Effective Date: November 6, 2024
SUMMARY
Two of the most positive outcomes of the recent election are that it is over and there is a clear winner, avoiding any prolonged uncertainty or legal disputes. The initial market reaction to President Trump’s win has been positive, with U.S. equities rising and international equities and bonds declining. Markets have performed well throughout 2024, largely due to the central banks’ shifts in interest rate policies. The U.S. Federal Reserve is expected to announce another interest rate cut of 0.25% on November 7, 2024. Historically, November and December are positive months in election years as investors move past election-related uncertainty.

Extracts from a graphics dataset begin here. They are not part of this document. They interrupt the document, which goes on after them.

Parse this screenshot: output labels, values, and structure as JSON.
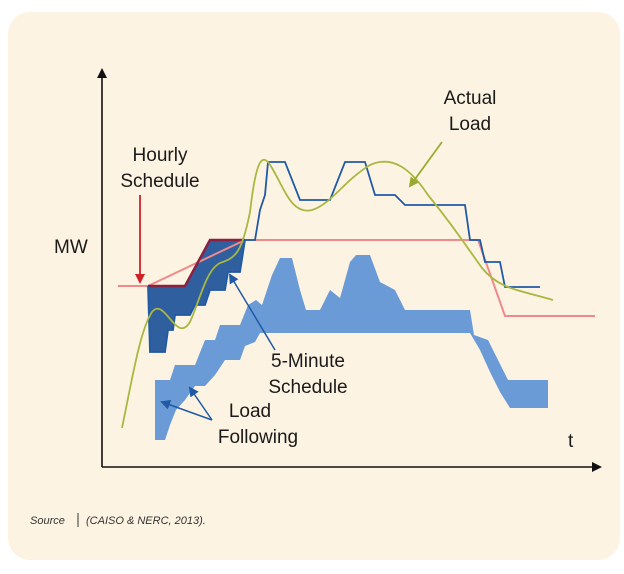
{
  "diagram": {
    "axis_y": "MW",
    "axis_x": "t",
    "actual_load": [
      "Actual",
      "Load"
    ],
    "hourly_schedule": [
      "Hourly",
      "Schedule"
    ],
    "five_minute_schedule": [
      "5-Minute",
      "Schedule"
    ],
    "load_following": [
      "Load",
      "Following"
    ],
    "source_label": "Source",
    "source_text": "(CAISO & NERC, 2013)."
  }
}
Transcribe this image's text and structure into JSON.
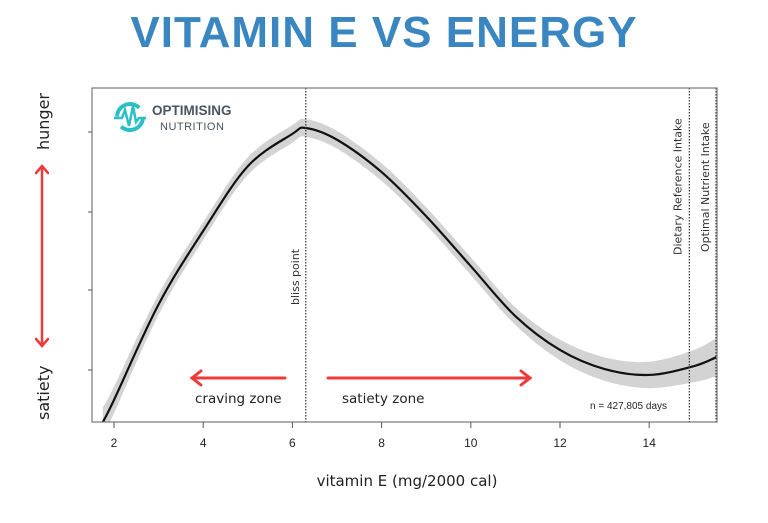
{
  "chart_data": {
    "type": "line",
    "title": "VITAMIN E VS ENERGY",
    "xlabel": "vitamin E (mg/2000 cal)",
    "ylabel_top": "hunger",
    "ylabel_bottom": "satiety",
    "xlim": [
      1.6,
      15.5
    ],
    "ylim": [
      0,
      1
    ],
    "x_ticks": [
      2,
      4,
      6,
      8,
      10,
      12,
      14
    ],
    "grid": false,
    "series": [
      {
        "x": [
          1.75,
          2,
          3,
          4,
          5,
          6,
          6.3,
          7,
          8,
          9,
          10,
          11,
          12,
          13,
          14,
          15,
          15.5
        ],
        "y": [
          0,
          0.075,
          0.4,
          0.65,
          0.87,
          0.98,
          1.0,
          0.96,
          0.85,
          0.7,
          0.53,
          0.36,
          0.245,
          0.18,
          0.16,
          0.19,
          0.22
        ],
        "ci_halfwidth": [
          0.05,
          0.045,
          0.035,
          0.03,
          0.03,
          0.03,
          0.03,
          0.03,
          0.03,
          0.03,
          0.03,
          0.03,
          0.035,
          0.04,
          0.045,
          0.055,
          0.065
        ]
      }
    ],
    "reference_lines": [
      {
        "x": 6.3,
        "label": "bliss point"
      },
      {
        "x": 14.9,
        "label": "Dietary Reference Intake"
      },
      {
        "x": 15.5,
        "label": "Optimal Nutrient Intake"
      }
    ],
    "annotations": {
      "craving_zone": "craving zone",
      "satiety_zone": "satiety zone",
      "sample_size": "n = 427,805 days"
    }
  },
  "logo": {
    "line1": "OPTIMISING",
    "line2": "NUTRITION"
  },
  "colors": {
    "title": "#3a86c0",
    "arrow": "#f03a3a",
    "curve": "#111111",
    "band": "#d3d3d3",
    "logo": "#2cc0c6",
    "logo_text": "#4a5560"
  }
}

If markets continue to be strong, the plan is to rebalance portfolios in December with some allocation changes.
ADDITIONAL ANALYSIS
Following the election results, U.S. equity markets have risen intraday, with the S&P 500 up by 1.8% and the Russell 2000 (small-cap companies) up by 4.5%. International and emerging market equities have declined by 1.7%, while the U.S. aggregate bond index is down 0.8% due to rising interest rates. The U.S. dollar has strengthened, and oil prices have dropped. There are two interpretations of the market's reaction. First, President Trump’s "America First" policies may favor U.S. companies at the expense of foreign firms and contribute to inflation through tariffs. Alternatively, these policies could stimulate U.S. growth with the possibility of lower taxes. Both interpretations likely hold some validity. With both Houses of Congress likely under Republican leadership, significant economic and tax legislation may pass in the coming months, though we will need to wait to assess its impact.
As mentioned, U.S. equities tend to perform well in the three months following a presidential election no matter the outcome. An analysis by FundStrat reveals that since 1900, U.S. equities have averaged a 5.5% gain in this period (based on 31 elections) with a 61% success rate. However, in non-recession years like 2024 when markets are up going into the election like 2024, the average gain improves to 7.2% with a 100% success rate. While past performance does not guarantee future returns, election years typically provide a positive tailwind.
Market performance in 2024 has been strong despite the election, driven by declining inflation, the Federal Reserve’s rate cuts, and a resilient economy—all factors likely to persist regardless of the election outcome.
We last rebalanced the portfolio in July. If markets remain strong through year-end, we will likely rebalance portfolios again in December, adjusting qualified accounts fully and taxable accounts gradually to manage taxes. Planned adjustments include reducing U.S. S&P 500 allocations by 3% in favor of bonds, given higher S&P 500 valuations and improved bond returns with higher interest rates. This reallocation will leave portfolios underweight in real estate (5%), modestly overweight in U.S. equities (2%), and overweight in bonds (3%).
Finally, in rebalancing qualified accounts at Schwab, we will switch from our core SP 500 position (SPY) to a lower-cost S&P 500 Vanguard position (VOO). We will retain SPY in existing taxable accounts, while VOO will offer the same investment benefits at a lower cost for new positions.